BBCA Moving Toward a More Equitable Future
Our strategic vision guides BBCA toward projects that engage communities in the region’s conservation challenges—you may have noticed this direction as we’ve been announcing our latest work. We’re creating opportunities for education, dialogue, and public participation; looking to find solutions informed by community feedback; and are working with intentionality to become a more equitable organization.
As we move forward in these ways, it’s important that we lead our organization by sharing power with communities in the Big Bend. Simply put, if the strategic vision of BBCA is working on conservation issues directly with communities, then our leadership (and our staff) need to share power with and become more representative of the communities we serve.
This is the moment to take stock—to evaluate the strengths of our current team and do the work to be more inclusive. It’s of vital importance to ask the questions—Who in the Big Bend’s communities are not represented among our leadership? How can we bring that representation into the highest level of the organization, so that we can share this power to make decisions aligned with our strategic vision and our values?
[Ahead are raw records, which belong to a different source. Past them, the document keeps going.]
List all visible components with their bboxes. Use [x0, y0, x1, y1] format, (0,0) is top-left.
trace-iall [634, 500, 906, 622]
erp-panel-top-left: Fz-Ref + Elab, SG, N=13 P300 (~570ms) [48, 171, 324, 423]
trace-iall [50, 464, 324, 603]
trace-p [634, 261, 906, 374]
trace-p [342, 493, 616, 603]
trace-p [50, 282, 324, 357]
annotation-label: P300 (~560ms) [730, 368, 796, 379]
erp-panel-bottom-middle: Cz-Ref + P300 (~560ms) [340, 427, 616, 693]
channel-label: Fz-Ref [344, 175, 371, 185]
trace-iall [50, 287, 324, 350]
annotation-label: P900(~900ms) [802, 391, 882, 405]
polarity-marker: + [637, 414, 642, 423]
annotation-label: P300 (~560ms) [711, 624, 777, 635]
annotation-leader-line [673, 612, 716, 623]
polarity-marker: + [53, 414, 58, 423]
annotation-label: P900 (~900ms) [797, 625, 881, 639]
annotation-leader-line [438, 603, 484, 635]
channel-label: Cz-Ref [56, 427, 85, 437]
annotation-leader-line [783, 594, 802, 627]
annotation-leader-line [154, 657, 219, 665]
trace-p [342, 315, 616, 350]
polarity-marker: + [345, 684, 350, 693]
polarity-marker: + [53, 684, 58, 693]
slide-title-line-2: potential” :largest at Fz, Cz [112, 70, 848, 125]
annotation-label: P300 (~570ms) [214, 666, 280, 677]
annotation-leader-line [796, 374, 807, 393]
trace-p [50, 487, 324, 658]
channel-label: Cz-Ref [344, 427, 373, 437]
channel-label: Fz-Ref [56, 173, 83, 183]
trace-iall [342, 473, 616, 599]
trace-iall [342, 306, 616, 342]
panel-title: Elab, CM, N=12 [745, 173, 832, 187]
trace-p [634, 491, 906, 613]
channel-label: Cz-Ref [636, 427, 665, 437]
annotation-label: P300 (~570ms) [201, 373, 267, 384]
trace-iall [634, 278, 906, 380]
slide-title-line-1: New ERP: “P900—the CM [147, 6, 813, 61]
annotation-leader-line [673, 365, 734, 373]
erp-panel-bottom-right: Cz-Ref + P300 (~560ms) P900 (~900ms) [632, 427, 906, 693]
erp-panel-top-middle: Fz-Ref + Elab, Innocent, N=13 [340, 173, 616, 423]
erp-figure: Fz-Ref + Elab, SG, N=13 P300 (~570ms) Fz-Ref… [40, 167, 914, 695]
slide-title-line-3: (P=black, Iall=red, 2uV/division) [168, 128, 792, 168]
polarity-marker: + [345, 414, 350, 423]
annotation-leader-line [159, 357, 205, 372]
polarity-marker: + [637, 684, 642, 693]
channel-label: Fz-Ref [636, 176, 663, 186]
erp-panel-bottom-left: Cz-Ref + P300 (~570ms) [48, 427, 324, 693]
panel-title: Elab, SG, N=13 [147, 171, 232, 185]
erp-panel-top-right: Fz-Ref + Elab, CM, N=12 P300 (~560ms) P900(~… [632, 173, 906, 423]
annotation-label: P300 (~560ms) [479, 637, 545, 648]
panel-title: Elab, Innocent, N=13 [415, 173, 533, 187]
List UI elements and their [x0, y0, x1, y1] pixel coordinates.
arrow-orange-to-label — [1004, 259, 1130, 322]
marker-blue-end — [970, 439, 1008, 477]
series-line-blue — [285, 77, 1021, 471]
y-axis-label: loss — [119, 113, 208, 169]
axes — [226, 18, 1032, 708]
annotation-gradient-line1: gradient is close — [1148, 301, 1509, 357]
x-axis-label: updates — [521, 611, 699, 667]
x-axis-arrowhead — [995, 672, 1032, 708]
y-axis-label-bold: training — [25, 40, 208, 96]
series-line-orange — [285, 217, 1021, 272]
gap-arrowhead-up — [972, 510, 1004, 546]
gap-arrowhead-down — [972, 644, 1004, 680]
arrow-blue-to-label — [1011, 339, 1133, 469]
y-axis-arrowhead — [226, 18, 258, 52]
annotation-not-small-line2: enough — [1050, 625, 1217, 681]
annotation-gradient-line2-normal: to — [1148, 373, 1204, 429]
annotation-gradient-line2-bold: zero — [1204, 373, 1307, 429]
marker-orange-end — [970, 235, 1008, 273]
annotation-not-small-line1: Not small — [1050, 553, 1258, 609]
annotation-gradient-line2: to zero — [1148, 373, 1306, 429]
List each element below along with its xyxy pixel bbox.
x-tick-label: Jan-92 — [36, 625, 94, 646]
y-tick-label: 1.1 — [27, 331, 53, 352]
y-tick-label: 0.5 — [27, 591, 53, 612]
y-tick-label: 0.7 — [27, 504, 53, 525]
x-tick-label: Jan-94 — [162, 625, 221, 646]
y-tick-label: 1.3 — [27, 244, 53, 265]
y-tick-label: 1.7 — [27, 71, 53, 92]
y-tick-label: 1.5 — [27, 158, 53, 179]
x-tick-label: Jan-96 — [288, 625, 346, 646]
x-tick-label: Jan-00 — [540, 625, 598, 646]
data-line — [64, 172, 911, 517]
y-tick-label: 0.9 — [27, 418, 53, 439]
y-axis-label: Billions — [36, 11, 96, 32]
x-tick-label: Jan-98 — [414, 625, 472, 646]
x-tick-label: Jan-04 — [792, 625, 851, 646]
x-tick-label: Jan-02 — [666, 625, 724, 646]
This requires reflection and we began with two group dialogues centered on race-equity in the Big Bend. Throughout the region, stakeholders who self-identified as Indigenous, Latinx, Mexican-American, and Hispanic came together for a facilitated discussion about race and the region’s challenges, especially at the intersection of the environment and conservation. Our goal with these discussions was to hear directly from these important communities about the challenges they were facing and begin the process of understanding the ways in which BBCA could move forward with justice, equity, diversity, inclusion, and access—front and center—in everything we do.
After these dialogues, the BBCA Board came together to reflect on their identities, skill sets, and places of residency—asking ourselves how we currently represented and how well-represented was the region in our Board? Our leadership was overwhelmingly white; many had conservation backgrounds; all had valuable skills to contribute; most were similar in age; and all were living in Brewster County, Jeff Davis County, or Austin.
This offered us an incredible opportunity to ask ourselves where we needed more perspectives in our decision making and the answers were clear—Latinx and Indigenous voices, especially important given the region’s history and demographics. Residents of Presidio County, which is just as large and populated as Brewster County and a critical part of the landscape in which the organization operates. Parents; teachers; historians; growers—helping fill large gaps in knowledge and experience given we are working on school programs, regional food security, and culture is one of our four program areas.
Today, we are incredibly excited to announce the addition of four members to our Board of Directors who represent so many of these perspectives and more; joining the Board are Sophia Hernandez, Roberto Lujan, Aimee Roberson, and Oscar Rodriguez. We’ve been fortunate to work with each one of these incredible individuals over the past year and we are grateful they will be helping lead the organization into its future.
Please welcome Sophia, Roberto, Aimee, and Oscar and read more about their accomplishments on the About page of our website.
We are looking forward to always reflecting and asking ourselves these questions, so that BBCA continues on the path toward equitable practice and environmental justice in the Big Bend.